O Centro Educacional Sefardita, uma organização com sede em Jerusalém dedicada à promoção da cultura sefardita, apresentou um documento de posição muito mais longo cujo principal argumento é que Abramovich é sefardita porque seu sobrenome significa “filho de Abraão”. Muitos judeus sefarditas também tinham esse nome, embora em hebraico, Ben Avraham, explica o jornal.

Outra declaração veio do rabino Yonah Leib Lebel, um seguidor do movimento hassídico de Breslov. Lebel afirma que Abramovich tinha ancestrais que pertenciam à comunidade judaica sefardita de Hamburgo. O sobrenome do avô paterno de Abramovich era Leibovich, que significa filho de Leib, uma versão iídiche de Leon. Leon é um nome comum na Península Ibérica, diz o comunicado.

A carta de Lebel também afirma que descendentes não identificados de Abramovich costumavam viver na cidade polonesa de Poznan, onde um fundador de Chabad chamado Portugaler viveu. “Desde então, a família estava ligada a isso”, escreveu Lebel, referindo-se a Chabad.
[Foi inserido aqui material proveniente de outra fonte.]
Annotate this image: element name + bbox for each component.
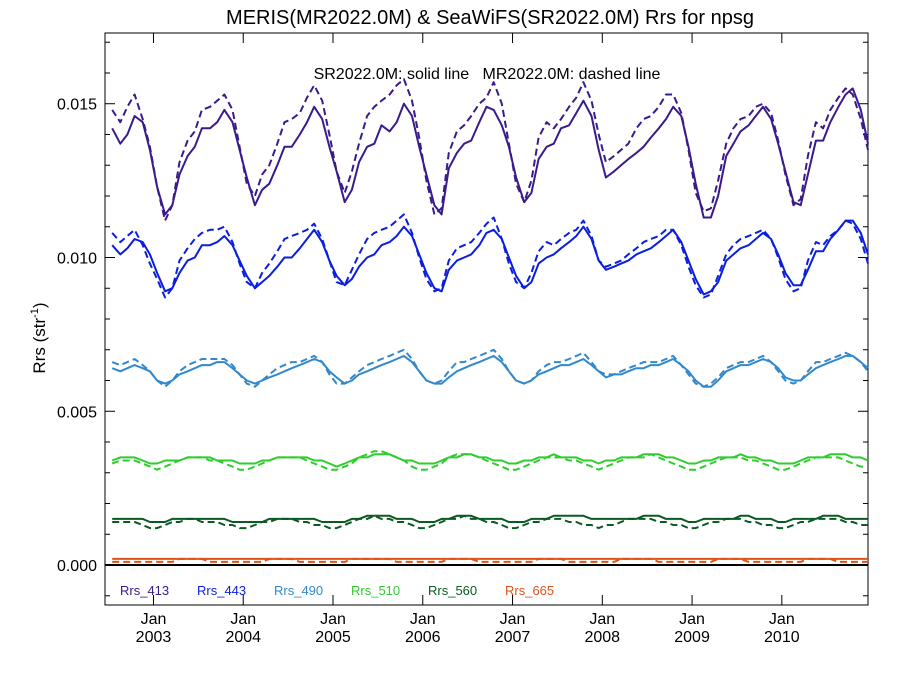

O dossiê, que contém vários artigos de notícias apoiando a noção de que Abramovich tem um apego ao judaísmo sefardita, também apresenta uma fotocópia de um passaporte israelense de Abramovich válido até 2023. Abramovich ganhou a cidadania israelense em 2018 sob o direito de retorno do país para judeus que desejam Viver lá.

Nesta foto de arquivo tirada em 7 de fevereiro de 2006, o dono do Chelsea Football Club da Inglaterra, o multibilionário russo Roman Abramovich, visita o Muro das Lamentações em Jerusalém (OREL COHEN / AFP)

Na carta de apresentação não assinada do dossiê, seus autores dizem que ver a candidatura de Abramovich como uma bola de neve em um escândalo foi traumático para os judeus no Porto.

“Esta notícia originou uma onda de ataques imensos contra a comunidade judaica e foi sentida como uma nova expulsão”, escreveram, mas não especificaram o que queriam dizer com “ataques”. Levou a comunidade judaica de Portugal e a do Porto “a temer não apenas um ‘caso Dreyfus'”, escreveram, referindo-se a um infame julgamento anti-semita em 1896 na França, “mas também um ataque terrorista de extrema direita, porque [the community] estava ‘vendendo o país’. Isso aconteceu em Halle na Alemanha!” os autores escreveram, referindo-se ao ataque mortal de um neonazista a uma sinagoga em 2019.

A Comunidade Judaica do Porto não respondeu de imediato a uma consulta da JTA sobre as origens do dossiê e se tinha algum comentário sobre o seu conteúdo. Nenhum ataque físico contra judeus foi relatado na cidade nas últimas semanas.